In fiscal year 2022 Penn Medicine expanded its maternal health equity team goal to encompass Black, indigenous, and people of color, known as BIPOC. Chester County Hospital, in West Chester, Pennsylvania, had already begun reaching out to Hispanic women, interviewing them to learn more about their childbirth experiences. “That will help us get a better understanding of where we might have avenues for improvement,” says Fran Doyle, director of maternal child services at the hospital.

Mahoney is proud of the progress, which occurred even as the Penn Medicine staff met the challenges of a pandemic and the health system opened the Pavilion, a 1.5-million-square-foot facility at the Hospital of the University of Pennsylvania, one of the largest hospital projects in the US. He remains committed to the team goal, which he says is likely to continue through at least fiscal year 2023. “We want to get it to a point where it’s hardwired in and [the health equity work] is happening regardless of whether it’s in the printed goals,” he says.

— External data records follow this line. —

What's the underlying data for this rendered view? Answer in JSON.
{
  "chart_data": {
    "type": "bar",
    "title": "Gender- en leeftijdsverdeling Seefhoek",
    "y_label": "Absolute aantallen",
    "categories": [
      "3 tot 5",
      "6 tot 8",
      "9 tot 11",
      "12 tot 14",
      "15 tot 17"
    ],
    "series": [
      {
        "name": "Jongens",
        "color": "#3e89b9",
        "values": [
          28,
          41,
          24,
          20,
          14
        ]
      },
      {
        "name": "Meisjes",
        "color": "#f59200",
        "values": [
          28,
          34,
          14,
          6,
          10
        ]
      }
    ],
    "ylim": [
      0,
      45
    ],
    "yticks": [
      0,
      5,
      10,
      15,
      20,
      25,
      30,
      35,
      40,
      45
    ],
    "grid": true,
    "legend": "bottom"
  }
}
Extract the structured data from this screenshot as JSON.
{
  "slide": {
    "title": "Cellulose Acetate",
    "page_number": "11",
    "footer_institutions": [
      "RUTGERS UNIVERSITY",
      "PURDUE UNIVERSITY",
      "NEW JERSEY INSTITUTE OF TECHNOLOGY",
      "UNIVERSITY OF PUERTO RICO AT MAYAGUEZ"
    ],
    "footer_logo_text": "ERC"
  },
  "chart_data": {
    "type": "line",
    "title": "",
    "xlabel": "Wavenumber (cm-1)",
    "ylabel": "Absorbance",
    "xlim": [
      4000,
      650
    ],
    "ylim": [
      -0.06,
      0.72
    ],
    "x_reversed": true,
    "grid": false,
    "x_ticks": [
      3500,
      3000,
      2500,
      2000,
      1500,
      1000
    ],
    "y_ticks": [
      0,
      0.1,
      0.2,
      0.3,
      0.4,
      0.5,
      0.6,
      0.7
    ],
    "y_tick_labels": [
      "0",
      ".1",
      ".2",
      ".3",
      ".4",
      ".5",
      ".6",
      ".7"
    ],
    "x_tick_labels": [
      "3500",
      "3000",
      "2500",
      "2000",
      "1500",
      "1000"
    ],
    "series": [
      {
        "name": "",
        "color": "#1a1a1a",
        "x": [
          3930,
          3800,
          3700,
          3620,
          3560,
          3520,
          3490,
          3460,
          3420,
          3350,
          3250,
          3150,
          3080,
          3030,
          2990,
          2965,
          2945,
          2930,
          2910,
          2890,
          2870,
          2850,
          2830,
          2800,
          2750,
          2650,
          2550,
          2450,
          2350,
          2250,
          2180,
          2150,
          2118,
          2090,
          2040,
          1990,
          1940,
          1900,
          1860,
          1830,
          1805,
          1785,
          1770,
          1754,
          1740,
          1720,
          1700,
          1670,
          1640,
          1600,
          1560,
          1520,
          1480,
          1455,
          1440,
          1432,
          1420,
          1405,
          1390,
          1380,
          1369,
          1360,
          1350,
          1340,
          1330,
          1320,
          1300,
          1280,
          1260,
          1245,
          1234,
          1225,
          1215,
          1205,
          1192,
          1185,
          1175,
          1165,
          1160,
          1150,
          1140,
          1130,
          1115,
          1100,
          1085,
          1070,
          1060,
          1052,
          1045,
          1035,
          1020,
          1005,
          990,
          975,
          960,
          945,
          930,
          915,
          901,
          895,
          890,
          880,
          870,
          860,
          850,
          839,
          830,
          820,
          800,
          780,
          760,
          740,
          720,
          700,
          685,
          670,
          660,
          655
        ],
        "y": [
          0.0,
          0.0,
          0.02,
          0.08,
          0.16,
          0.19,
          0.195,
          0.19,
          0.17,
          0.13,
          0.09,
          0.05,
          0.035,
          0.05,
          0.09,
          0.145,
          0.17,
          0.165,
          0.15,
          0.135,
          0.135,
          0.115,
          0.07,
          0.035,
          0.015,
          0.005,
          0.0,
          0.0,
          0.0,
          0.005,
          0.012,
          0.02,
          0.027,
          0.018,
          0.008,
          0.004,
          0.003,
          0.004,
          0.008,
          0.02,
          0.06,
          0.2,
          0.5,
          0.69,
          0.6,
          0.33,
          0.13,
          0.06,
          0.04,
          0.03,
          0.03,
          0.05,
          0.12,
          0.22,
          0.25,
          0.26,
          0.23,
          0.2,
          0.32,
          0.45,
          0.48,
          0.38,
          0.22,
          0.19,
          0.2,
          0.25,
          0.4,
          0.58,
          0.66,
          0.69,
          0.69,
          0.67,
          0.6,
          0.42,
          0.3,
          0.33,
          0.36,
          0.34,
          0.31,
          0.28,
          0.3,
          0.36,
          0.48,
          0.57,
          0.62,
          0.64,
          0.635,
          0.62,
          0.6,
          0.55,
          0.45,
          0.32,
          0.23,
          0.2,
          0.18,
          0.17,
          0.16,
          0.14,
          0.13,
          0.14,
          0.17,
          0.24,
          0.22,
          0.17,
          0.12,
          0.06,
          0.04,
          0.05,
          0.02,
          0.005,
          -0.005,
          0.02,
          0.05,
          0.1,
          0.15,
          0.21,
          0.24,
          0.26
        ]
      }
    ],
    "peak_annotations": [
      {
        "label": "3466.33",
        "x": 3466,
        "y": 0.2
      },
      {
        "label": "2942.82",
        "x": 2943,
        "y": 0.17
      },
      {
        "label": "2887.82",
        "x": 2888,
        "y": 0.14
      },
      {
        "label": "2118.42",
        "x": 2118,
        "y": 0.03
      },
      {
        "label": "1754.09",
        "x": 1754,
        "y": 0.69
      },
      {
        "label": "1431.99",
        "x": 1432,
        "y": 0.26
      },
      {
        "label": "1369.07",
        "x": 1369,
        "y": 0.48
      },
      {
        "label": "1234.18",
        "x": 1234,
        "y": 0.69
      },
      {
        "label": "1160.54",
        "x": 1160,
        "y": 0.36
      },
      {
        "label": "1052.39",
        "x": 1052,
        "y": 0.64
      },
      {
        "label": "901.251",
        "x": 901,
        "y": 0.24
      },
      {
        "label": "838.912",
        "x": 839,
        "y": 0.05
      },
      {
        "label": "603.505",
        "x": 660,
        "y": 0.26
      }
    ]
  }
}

‘The Best Thing In The World’

When Talicia Williams woke in the delivery room, she began swatting the air around her face. She had the illusion that tiny gnats were flying around her. A nurse explained that the phenomenon was likely related to low blood pressure from her blood loss. She received a blood transfusion as well as blood clotting factors and intravenous iron to raise her hemoglobin.

Yet she didn’t feel as weak as the nurses seemed to expect. Finally, they placed her daughter, Zahiri, swaddled and sleeping, in her arms. Williams was struck by how much the baby looked like her older brother. “It was the best thing in the world,” she recalls. “I couldn’t believe I had a girl.”

Williams spent four days in the hospital, but when she went home, those scary moments soon receded. Now when she tells her childbirth story, she stresses the happy ending. “I just want to let others know what I went through,” she says. But her message to other new moms is reassuring: “Don’t be scared. The nurses will make sure nothing worse happens.”